O Parlamento Europeu renova o Acordo de Pesca

O último exemplo a registar é o facto de, a 10 de dezembro de 2013, a maioria do Parlamento Europeu ter validado o novo acordo de pesca que deve prolongar; entre 2014 e 2017, o de 2007-2011. Mais uma vez, e sem que isso seja sequer mencionado no protocolo, Marrocos inclui as águas do Sahara Ocidental. O acordo prevê novamente o pagamento de um subsídio anual (30 milhões de euros, em vez dos anteriores 36 milhões [Nota: mas mais 10 milhões provenientes dos armadores que beneficiam das licenças de pesca…] para desenvolver o sector da indústria. Em contrapartida, Marrocos atribui licenças a barcos europeus e quotas de pesca por cada espécie. Tendo a mesma assembleia recusado, em dezembro de 2011, reconduzir o primeiro acordo, este novo voto favorável surge como um sinal de apoio ao governo marroquino e à sua política «reformista».

Com efeito, o serviço jurídico do Parlamento Europeu rejeita demasiado depressa a questão dos benefícios, considerando que Marrocos pode incluir as águas do Sahara Ocidental e que um tal acordo é legal na medida em que o reino «respeite as suas obrigações para com o povo do Sahara Ocidental». Tanto pior se os únicos parlamentares autorizados a deslocar-se a este território são os do Grupo de Amizade União Europeia-Marrocos. Aliás, o deputado francês Gilles Pargneaux (Partido Socialista), presidente deste grupo, não se confunde: «Era ilusório querer resolver o problema do Sahara Ocidental através da rejeição deste acordo de pesca. Recordo que a proposta de autonomia do Sahara Ocidental apresentada por Marrocos às Nações Unidas em 2007 é a única solução possível»(12). Tanto pior também para o interesse puramente económico e financeiro do texto. Com efeito, uma avaliação independente do acordo de pesca anterior mostrara uma relação custo-eficácia «muito fraca» e uma ineficiência absolutamente excecional.

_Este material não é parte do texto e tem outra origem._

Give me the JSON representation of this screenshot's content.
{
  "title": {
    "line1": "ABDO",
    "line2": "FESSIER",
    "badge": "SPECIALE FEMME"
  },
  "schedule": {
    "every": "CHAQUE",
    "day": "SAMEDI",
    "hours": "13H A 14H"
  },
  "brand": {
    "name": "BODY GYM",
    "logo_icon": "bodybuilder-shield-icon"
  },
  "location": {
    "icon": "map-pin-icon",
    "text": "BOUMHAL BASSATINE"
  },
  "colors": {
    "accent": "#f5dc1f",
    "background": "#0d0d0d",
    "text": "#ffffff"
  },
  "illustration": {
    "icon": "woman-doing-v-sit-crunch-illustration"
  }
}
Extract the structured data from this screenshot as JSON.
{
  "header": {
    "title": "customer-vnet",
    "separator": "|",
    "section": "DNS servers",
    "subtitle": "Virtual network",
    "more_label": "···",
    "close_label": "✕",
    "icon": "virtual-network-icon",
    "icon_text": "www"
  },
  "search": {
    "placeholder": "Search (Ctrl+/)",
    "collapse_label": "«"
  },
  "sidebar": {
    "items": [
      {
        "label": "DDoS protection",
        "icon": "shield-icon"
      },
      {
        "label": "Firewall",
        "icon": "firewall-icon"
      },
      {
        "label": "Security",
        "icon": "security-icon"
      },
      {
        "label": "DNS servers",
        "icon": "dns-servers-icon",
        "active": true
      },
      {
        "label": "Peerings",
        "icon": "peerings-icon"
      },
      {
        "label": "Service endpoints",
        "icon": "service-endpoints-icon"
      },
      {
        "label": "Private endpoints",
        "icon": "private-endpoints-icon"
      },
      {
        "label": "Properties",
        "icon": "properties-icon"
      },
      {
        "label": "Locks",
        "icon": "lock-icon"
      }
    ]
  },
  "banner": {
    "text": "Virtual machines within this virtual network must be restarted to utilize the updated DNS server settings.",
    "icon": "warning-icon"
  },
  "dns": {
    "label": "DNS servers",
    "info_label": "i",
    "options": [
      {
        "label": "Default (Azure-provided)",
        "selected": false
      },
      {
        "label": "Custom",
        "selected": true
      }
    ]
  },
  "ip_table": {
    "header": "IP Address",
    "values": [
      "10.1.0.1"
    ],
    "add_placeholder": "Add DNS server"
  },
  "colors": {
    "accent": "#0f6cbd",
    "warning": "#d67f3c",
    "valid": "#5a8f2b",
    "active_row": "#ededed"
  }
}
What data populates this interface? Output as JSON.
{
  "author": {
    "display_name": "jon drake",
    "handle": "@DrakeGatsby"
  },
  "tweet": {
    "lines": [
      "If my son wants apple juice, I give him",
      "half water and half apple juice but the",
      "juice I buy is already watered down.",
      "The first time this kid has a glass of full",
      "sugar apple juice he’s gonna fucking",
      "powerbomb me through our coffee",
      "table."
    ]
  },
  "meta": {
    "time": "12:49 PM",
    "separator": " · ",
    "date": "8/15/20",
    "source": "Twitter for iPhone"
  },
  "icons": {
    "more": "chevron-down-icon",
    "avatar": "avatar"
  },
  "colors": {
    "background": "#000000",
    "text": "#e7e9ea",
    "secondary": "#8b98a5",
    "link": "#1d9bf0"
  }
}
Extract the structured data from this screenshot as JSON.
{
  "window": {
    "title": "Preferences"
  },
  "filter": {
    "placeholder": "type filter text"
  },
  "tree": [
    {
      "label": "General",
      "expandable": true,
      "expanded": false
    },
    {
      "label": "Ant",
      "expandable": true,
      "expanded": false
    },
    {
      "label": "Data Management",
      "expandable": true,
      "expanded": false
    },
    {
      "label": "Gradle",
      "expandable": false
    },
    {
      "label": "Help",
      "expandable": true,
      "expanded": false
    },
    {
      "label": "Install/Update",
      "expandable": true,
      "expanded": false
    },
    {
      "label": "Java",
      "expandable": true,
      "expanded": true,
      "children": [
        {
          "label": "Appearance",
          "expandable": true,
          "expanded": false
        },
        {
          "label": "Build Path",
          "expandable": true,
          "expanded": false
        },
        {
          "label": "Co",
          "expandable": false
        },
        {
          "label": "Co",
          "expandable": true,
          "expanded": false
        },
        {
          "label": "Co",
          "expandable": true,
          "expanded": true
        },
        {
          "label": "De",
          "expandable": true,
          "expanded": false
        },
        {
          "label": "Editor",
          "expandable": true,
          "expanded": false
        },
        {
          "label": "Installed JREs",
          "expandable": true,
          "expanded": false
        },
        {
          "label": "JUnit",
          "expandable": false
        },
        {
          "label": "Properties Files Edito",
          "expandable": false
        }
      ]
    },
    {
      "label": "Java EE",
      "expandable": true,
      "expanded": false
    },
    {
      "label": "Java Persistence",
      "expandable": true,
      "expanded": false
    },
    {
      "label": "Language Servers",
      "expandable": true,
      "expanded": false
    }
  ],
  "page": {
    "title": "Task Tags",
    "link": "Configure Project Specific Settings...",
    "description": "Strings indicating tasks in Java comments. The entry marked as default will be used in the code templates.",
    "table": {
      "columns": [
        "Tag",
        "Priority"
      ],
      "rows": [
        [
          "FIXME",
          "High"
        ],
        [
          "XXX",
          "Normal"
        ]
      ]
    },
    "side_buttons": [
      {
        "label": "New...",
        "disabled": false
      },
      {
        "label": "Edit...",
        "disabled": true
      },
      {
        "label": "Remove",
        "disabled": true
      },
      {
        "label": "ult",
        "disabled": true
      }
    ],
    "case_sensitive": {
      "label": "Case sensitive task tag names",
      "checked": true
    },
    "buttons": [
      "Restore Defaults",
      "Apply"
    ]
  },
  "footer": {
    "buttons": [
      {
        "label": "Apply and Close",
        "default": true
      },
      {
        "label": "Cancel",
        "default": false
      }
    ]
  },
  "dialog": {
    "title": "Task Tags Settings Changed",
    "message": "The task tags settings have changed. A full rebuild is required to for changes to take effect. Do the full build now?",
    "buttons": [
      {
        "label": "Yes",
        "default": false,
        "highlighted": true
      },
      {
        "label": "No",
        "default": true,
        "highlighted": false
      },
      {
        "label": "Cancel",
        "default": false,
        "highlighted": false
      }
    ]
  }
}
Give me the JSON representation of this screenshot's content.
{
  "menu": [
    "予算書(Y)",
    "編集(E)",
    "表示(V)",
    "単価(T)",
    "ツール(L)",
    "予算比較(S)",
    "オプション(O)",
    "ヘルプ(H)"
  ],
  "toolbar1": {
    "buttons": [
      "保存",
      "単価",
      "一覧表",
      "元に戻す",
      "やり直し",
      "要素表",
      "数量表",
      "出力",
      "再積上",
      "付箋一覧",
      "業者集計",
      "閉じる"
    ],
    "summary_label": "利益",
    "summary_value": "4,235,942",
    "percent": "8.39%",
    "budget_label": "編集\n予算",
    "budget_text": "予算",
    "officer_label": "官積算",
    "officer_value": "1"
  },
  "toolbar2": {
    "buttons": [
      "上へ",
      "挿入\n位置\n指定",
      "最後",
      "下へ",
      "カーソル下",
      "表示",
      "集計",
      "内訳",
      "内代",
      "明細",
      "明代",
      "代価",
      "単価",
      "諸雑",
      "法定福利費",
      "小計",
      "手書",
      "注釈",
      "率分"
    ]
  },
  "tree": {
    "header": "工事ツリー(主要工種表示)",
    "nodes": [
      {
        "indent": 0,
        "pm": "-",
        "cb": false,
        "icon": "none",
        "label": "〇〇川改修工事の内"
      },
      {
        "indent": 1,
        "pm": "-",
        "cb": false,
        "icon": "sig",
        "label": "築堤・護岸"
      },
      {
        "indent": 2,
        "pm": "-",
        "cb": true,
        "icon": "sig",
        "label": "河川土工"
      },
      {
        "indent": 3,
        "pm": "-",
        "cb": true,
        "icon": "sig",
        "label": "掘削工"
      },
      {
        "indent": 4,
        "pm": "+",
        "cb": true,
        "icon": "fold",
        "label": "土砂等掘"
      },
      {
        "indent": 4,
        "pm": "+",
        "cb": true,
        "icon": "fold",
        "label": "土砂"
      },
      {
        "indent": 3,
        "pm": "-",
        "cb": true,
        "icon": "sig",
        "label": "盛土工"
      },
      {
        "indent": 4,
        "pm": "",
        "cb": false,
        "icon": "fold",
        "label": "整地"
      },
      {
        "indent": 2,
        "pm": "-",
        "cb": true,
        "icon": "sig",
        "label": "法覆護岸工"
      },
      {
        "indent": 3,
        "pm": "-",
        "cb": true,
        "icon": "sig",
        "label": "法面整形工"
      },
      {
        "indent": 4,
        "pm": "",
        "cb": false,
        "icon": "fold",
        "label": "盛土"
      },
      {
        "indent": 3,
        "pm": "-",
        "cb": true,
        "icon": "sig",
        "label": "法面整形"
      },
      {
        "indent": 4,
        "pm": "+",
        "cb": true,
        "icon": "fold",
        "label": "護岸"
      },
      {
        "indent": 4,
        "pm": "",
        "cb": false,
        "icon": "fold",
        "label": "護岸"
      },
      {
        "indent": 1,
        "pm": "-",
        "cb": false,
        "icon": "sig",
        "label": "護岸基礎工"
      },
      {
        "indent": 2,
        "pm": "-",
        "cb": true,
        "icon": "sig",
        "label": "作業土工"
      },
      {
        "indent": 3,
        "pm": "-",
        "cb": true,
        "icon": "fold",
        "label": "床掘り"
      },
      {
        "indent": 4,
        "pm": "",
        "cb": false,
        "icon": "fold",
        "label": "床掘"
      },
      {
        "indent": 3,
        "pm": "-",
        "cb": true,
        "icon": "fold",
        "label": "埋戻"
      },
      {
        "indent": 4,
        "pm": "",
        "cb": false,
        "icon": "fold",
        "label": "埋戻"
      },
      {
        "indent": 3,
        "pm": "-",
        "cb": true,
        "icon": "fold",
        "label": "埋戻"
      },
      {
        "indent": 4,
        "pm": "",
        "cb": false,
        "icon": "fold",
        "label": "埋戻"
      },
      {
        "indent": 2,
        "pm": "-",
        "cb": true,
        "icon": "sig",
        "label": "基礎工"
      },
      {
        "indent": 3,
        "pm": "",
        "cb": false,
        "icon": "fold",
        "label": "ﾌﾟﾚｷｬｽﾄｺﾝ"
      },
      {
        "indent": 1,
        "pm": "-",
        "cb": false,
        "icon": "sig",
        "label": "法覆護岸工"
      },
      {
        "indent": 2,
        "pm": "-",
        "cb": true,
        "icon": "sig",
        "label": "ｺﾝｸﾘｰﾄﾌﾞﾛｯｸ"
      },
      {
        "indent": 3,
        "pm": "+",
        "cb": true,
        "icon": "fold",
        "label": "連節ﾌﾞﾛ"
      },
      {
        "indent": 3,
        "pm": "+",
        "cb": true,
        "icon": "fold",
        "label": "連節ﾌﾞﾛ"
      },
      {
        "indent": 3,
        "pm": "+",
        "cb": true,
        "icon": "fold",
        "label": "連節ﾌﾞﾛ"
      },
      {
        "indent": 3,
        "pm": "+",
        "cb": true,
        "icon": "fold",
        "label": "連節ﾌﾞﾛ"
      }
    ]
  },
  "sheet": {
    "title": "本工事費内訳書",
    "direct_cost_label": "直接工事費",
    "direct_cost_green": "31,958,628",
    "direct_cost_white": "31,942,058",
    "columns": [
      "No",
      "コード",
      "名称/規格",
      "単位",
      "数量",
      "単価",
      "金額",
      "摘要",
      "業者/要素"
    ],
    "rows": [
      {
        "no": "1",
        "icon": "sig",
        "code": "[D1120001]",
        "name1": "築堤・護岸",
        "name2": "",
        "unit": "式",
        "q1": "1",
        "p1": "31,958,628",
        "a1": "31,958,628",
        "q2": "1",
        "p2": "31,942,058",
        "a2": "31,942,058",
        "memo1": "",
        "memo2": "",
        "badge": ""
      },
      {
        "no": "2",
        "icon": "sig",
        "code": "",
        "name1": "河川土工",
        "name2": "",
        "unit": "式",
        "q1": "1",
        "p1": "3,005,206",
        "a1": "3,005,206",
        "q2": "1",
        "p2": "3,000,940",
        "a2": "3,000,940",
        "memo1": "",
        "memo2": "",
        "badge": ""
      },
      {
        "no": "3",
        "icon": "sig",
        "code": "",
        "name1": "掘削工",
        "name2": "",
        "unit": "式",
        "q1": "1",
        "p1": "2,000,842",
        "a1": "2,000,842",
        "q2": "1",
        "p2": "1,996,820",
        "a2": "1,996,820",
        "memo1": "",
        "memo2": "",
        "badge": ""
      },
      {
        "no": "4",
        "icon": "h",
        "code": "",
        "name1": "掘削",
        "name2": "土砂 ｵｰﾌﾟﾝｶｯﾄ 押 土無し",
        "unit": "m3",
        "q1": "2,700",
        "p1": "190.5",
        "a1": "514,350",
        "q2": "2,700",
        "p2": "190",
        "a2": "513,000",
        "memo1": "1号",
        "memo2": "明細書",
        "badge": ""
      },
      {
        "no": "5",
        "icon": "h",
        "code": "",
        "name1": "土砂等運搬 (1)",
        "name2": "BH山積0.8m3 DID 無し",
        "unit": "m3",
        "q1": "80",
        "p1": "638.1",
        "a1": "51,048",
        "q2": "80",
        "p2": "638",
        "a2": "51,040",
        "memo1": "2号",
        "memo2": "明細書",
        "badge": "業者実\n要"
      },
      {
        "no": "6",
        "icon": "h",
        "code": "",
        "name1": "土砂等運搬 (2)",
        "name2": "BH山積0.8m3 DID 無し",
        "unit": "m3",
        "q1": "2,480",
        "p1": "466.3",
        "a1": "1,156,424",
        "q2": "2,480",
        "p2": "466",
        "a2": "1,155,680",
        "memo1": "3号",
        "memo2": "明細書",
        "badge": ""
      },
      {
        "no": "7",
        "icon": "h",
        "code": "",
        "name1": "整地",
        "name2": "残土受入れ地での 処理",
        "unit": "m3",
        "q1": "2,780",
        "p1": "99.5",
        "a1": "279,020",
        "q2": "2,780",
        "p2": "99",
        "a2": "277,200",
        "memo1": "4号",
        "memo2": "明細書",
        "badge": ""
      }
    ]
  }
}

A França, principal investidor estrangeiro em Marrocos, contribui ativamente para este statu quo em prejuízo dos saharauis. Em novembro de 2013 teve lugar a inauguração do novo porto de pesca de Bojador, impressionante com o seu molhe principal de setecentos e vinte e quatro metros e o seu molhe transversal de duzentos e sessenta metros. O porto foi construído com o apoio financeiro da Agência Francesa de Desenvolvimento, cuja contribuição a Marrocos passou de 380 milhõers de euros em 2011 para 831 milhões em 2012. Em Bojador, Sultana Khaya, jovem militante saharaui pelos direitos humanos acaba de criar a Liga para a Proteção dos Recursos Naturais. Ela teme que o petróleo venha a ser explorado pela Total, empresa que, em julho de 2013, ou seja, doze anos depois do primeiro contrato no Sahara Ocidental, estava a conduzir uma missão de prospeção sísmica numa zona de mais de cem mil quilómetros quadrados chamada «Anzarane offshore»…

  (1) Ler Gaël Lombart e Julie Pichot, Medo e silêncio em El-Aaiún, Le Monde Diplomatique – edição portuguesa, janeiro de 2006.
  (2) «Nouveau modele de développment pour les provinces du Sud», CESE, Rabat, outubro de 2013.
  (3) O número inclui a região de Tan-Tan e de Guelmim, no sul de Marrocos.
  (4) País não descolonizado ou cujas populações ainda não se administram completamente a si próprias.
 (5) Segundo a ONG Western Sahara Resources Watch, número retomado pela Comissão Europeia.
  (6) Navios que transportam mercadorias ao peso.
 (7) Ler «A resistência firme dos saharauis», Le Monde Diplomatique-edição portuguesa, fevereiro de 2012.
  (8)    Resolução 1803 (XVII) de 14 de dezembro de 1962.
  (9) Anne Cheyvialle, «Le Maroc investit massivement dans le Sahara Occidental», Le Figaro, Paris, 11 de novembro de 2013.
 (10) Como recordou o consultor jurídico da ONU em fevereiro de 2002, os Acordos de Madrid, assinados em novembro de 1975 entre a Espanha, Marrocos e a Mauritânia, não transformaram Marrocos na nova potência administrante do Sahara Ocidental.
( (11) CESE, comunicado de imprensa, 8 de novembro de 2013.